Ronaldo, ex-jogador que comprou o Cruzeiro, é o único dono negro entre clubes que viraram SAF. Já a presidência da associação está a cargo de Sergio Santos Rodrigues. Para ocupar seu lugar a partir de janeiro do ano que vem, foi eleito o conselheiro Lidson Potsch, que também é branco. Em julho, o clube criou um Comitê de Inclusão e Diversidade, com ampla maioria de integrantes brancos.
No Vasco, que se orgulha de ter sido o primeiro clube esportivo brasileiro a eleger um presidente negro e da Resposta Histórica, ocasião em que se recusou a disputar um campeonato como afronta à liga que reivindicava a exclusão de seus atletas pretos, em 1924, protagonizou uma eleição recente – vencida pelo ex-jogador Pedrinho – sem nenhuma chapa encabeçada por candidato negro.
Os casos de Cruzeiro e Vasco resumem como dirigentes que monopolizam o comando de clubes e federações têm sido incapazes de implementar políticas verdadeiramente inclusivas no futebol. Muitos publicam posts e divulgam ações especiais para o Dia da Consciência Negra, mas boa parte seguirá normalizando a ausência de pessoas negras no alto escalão.
Há um evidente privilégio a brancos em posições de liderança, reflexo de um país onde só 5% dos cargos executivos em grandes empresas são ocupados por negros. A diferença é que, ao contrário do mundo corporativo, o futebol não pode se apegar à desculpa batida de que “faltam profissionais negros qualificados no mercado”.

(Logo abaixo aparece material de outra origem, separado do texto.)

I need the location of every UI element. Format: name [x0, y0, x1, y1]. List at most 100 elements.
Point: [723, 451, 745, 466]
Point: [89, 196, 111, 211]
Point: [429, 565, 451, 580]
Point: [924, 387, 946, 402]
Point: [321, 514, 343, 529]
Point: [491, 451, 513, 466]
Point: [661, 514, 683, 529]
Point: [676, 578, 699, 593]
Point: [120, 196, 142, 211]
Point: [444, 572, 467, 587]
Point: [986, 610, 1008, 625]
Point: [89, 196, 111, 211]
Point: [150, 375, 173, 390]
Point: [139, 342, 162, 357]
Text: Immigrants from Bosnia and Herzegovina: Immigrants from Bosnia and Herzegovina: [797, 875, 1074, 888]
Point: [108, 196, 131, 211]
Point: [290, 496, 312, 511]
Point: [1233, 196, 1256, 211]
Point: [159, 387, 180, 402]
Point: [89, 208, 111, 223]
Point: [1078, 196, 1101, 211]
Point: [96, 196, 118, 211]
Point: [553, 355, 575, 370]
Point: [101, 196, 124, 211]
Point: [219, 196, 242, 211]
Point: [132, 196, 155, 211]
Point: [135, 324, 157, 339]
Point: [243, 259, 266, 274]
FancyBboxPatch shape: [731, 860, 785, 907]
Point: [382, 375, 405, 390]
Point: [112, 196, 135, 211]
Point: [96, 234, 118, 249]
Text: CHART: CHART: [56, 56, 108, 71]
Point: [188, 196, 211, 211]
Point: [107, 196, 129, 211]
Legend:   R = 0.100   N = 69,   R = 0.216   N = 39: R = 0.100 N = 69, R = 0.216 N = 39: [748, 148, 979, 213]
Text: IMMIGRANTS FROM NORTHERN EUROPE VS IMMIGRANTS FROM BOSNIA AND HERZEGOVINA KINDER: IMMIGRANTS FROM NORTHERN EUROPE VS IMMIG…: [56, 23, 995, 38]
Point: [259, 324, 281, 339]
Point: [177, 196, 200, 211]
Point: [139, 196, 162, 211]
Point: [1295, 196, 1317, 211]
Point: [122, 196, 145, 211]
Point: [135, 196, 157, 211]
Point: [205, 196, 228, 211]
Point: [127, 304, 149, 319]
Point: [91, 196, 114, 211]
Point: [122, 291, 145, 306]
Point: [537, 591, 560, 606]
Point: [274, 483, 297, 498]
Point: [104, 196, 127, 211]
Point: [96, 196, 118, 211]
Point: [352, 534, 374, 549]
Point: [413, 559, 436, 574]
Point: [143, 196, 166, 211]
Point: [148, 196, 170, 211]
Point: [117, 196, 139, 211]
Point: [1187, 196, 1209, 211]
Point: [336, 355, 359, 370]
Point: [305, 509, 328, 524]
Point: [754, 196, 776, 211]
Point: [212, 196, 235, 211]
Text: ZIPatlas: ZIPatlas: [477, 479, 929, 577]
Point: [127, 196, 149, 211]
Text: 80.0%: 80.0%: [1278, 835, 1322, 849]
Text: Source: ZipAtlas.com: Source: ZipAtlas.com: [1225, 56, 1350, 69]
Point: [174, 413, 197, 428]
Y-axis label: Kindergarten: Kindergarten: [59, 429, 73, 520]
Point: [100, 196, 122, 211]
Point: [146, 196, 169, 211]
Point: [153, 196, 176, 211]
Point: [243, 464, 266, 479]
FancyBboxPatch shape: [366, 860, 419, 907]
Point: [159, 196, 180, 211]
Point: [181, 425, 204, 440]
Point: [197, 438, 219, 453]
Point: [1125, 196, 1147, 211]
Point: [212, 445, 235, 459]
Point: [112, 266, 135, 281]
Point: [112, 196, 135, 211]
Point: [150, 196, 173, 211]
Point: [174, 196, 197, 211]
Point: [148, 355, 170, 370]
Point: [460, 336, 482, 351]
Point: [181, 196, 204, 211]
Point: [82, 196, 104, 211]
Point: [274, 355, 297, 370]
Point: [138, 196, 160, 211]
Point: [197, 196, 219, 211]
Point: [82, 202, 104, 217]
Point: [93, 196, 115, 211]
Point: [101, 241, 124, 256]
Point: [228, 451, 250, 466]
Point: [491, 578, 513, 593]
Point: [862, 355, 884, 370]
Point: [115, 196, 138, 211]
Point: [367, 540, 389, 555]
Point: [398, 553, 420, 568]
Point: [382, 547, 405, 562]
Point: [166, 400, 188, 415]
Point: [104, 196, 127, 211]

O que explica a escassez de técnicos e executivos negros sendo que a maioria dos que ocupam essas funções é composta por ex-jogadores que, em boa medida, também provêm das classes desfavorecidas? Na hora de ascender a posições de comando após pararem de jogar, a proporção de brancos é muito maior que a dos negros que conseguem dar esse salto.
Diante de uma inegável estrutura racista, a implementação de cotas raciais para o alto escalão do futebol representaria o primeiro passo para iniciar o desmonte do racismo estrutural. Um movimento que deveria ser capitaneado pela CBF, que, além de exigir que os clubes entrevistem profissionais negros para cargos executivos e de treinador, deveria se responsabilizar pela garantia de oportunidades a profissionais que buscam formação.
O curso de treinadores, requisito para exercer a profissão, por exemplo, é inacessível para a maioria da população. Conseguir todas as licenças exigidas para treinar equipes profissionais demanda um investimento de aproximadamente 50 mil reais. Boa parte do público interessado não é de ex-jogadores consagrados nem ostenta reserva financeira para arcar com os custos.
Regido pela CBF, que finalmente tem um presidente negro, o baiano Ednaldo Rodrigues, o curso poderia ser o marco na política de cotas do futebol ao oferecer bolsas para minorias étnicas. Isso, sim, seria uma ação antirracista mais efetiva e transformadora que campanhas em rede social neste 20 de novembro.
Ter consciência negra implica em reconhecer e mudar radicalmente a estrutura racista do futebol que impede não somente a ascensão, mas também a consolidação de profissionais negros. Enquanto o comando continuar sob exclusividade dos brancos, nenhuma medida será suficiente para camuflar o racismo escancarado à beira e fora do campo.